I also received financial support through Patreon, which helped a lot to continue the legal battle. Censorship, banking problems, and professional exclusion have real consequences. When strangers decide to help you carry that burden, it gives you strength. It reminded me that I was not alone, that many people across the West see what is happening, and that this fight is much larger than my personal case. It gave me a new breath.

LSN: In your opinion, why are questions relating to immigration and women’s security often so politically sensitive?

Because these questions touch the very heart of the ideological system that has shaped Western Europe for decades. In many European countries, anti-racist ideology has become a kind of official religion. It teaches Europeans to see their own people, their own history, and their own instincts of self-preservation with suspicion. Any attempt to defend their identity is immediately interpreted as hatred.

There is also a deep sense of guilt linked to colonial history. European peoples have been taught to believe that they owe the rest of the world an endless debt, and that any restriction on immigration would be a form of cruelty or moral failure. This guilt has become politically paralyzing.
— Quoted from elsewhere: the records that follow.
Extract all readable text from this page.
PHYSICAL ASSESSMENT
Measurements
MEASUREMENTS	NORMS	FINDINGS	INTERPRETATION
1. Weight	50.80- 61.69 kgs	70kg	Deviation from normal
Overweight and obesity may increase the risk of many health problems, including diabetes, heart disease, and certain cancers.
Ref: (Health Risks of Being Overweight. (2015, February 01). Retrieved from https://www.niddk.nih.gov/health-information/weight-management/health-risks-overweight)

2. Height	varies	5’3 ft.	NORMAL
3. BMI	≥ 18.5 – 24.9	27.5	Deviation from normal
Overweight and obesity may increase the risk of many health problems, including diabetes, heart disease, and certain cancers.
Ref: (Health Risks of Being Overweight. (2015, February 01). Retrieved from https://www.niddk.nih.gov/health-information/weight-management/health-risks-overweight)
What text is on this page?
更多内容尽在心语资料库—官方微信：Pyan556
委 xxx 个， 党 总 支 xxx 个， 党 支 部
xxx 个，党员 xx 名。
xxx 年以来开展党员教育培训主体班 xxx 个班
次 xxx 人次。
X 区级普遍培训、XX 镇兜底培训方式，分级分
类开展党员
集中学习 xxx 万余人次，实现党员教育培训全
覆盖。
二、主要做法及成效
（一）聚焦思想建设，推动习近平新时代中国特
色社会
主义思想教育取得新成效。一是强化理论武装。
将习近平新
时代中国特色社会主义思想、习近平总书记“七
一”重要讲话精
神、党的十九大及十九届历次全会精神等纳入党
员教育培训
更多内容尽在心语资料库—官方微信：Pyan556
I would also speak of a form of ethno-masochism: the idea that Europeans must constantly apologize for existing, and sacrifice their own security, their own cohesion, sometimes even their own daughters, in order to prove that they are not racist.

At the same time, many Europeans have lost the natural sense of belonging to a historical community. They no longer think in terms of transmission, continuity, or collective survival. So when someone says, “We have the right to protect our women, our borders, our way of life,” it sounds almost shocking to them, even though it should be the most basic political instinct. Europeans are forced to defend the ideology they have been taught no matter the cost, instead of the reality they can see and experience.

LSN: What reforms would you like to see to increase safety in France?

The central word is remigration. I believe it is the only serious long-term solution.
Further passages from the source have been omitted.